All this leads me to speculate, given their mass and stability, that perhaps the deer is one of the theorized “supersymmetric” particles, thought to be paired with each of the more “typical” particles of the Standard Model, but which have not yet been detected in any particle accelerators‒again, given the rest mass of a deer, we should not be surprised.
I don’t know whether deer are fermions or bosons; my initial thought is that they would be spin-zero, since I’m not aware of deer showing, for instance, any tendency to align with magnetic fields. Then again, maybe they’re too massive for spin-related magnetic alignment to be detectable. They certainly appear to be electrically neutral, though again, if they had a charge comparable to an electron or proton, its effects might hardly be noticeable given their mass.
I would hope that particle physicists would flock‒or perhaps “herd” would be a better term‒to the places where these amazingly stable particles are plentiful, the better to study their characteristics. Ironically, although I work in Deerfield, I have never seen a single deer particle there, but up north‒particularly in New Jersey‒I’ve seen many.
What is it about New Jersey and similar locales that leads to the local aggregation of so many of these ultra-massive “particles”, which seem likely to be primordial remnants of the big bang***? Is it perhaps that they interact somewhat strongly with the prominent local corn fields?
Wait a minute! Corn field? What’s the nature of that quantum field and particle?!?!?
Anyway, this is the sort of shit that goes through my mind almost every time I see or hear the word “Deerfield”, and it’s only one example of that sort of thing. There are countless others.
Just in case you ever wonder why I’m always so depressed.

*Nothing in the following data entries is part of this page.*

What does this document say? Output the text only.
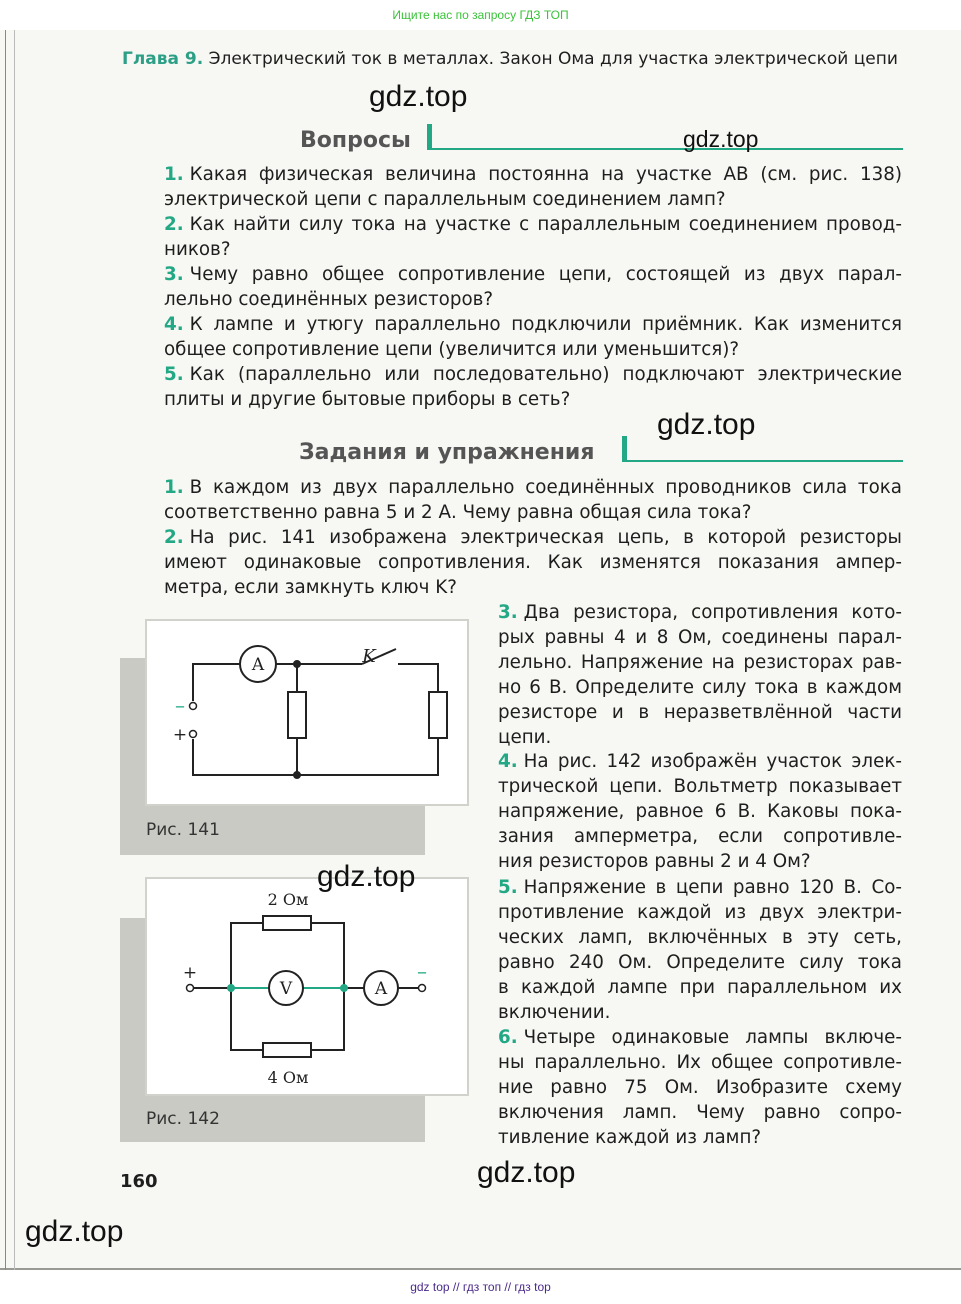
Ищите нас по запросу ГДЗ ТОП
Глава 9. Электрический ток в металлах. Закон Ома для участка электрической цепи
Вопросы
Задания и упражнения
1. Какая физическая величина постоянна на участке AB (см. рис. 138)
электрической цепи с параллельным соединением ламп?
2. Как найти силу тока на участке с параллельным соединением провод-
ников?
3. Чему равно общее сопротивление цепи, состоящей из двух парал-
лельно соединённых резисторов?
4. К лампе и утюгу параллельно подключили приёмник. Как изменится
общее сопротивление цепи (увеличится или уменьшится)?
5. Как (параллельно или последовательно) подключают электрические
плиты и другие бытовые приборы в сеть?
1. В каждом из двух параллельно соединённых проводников сила тока
соответственно равна 5 и 2 А. Чему равна общая сила тока?
2. На рис. 141 изображена электрическая цепь, в которой резисторы
имеют одинаковые сопротивления. Как изменятся показания ампер-
метра, если замкнуть ключ K?
3. Два резистора, сопротивления кото-
рых равны 4 и 8 Ом, соединены парал-
лельно. Напряжение на резисторах рав-
но 6 В. Определите силу тока в каждом
резисторе и в неразветвлённой части
цепи.
4. На рис. 142 изображён участок элек-
трической цепи. Вольтметр показывает
напряжение, равное 6 В. Каковы пока-
зания амперметра, если сопротивле-
ния резисторов равны 2 и 4 Ом?
5. Напряжение в цепи равно 120 В. Со-
противление каждой из двух электри-
ческих ламп, включённых в эту сеть,
равно 240 Ом. Определите силу тока
в каждой лампе при параллельном их
включении.
6. Четыре одинаковые лампы включе-
ны параллельно. Их общее сопротивле-
ние равно 75 Ом. Изобразите схему
включения ламп. Чему равно сопро-
тивление каждой из ламп?
Рис. 141
A	K
–
+
2 Ом
4 Ом
V	A
+	–
Рис. 142
160
gdz.top
gdz.top
gdz.top
gdz.top
gdz.top
gdz.top
gdz top // гдз топ // гдз top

*The two most well-known such “massless” particles are the photon and the graviton. Of course, the graviton has not ever been measured as an individual particle, but it has been confirmed‒as expected‒by LIGO, VIRGO, et al, that gravitational waves travel at the speed of light, and so are massless. I can’t help think that’s a good thing, because if gravitons had/have mass, there would be what I would assume to be some quite complicated self-interactions‒gravitons would themselves interact strongly with the gravitational field‒that would make their theoretical characteristics and so on quite complicated. The very fact that they carry energy means they must self-interact at some level, since energy interacts with gravity, but they are expected individually to have very low energy, gravity being far weaker than the other “forces” of nature. Of course, gravity is in some ways not quite like the other forces in character, but don’t get me started on that.
**Short for electron volts, defined as the amount of energy gained by an electron from being accelerated through a potential difference of one volt. It’s a measure of energy, and it’s used as a measure of mass as well, because in the realm of fundamental particles, E=mc2 really comes into its own.
***It’s hard to imagine any subsequent processes generating such particles, though perhaps supernovae could occasionally create a few.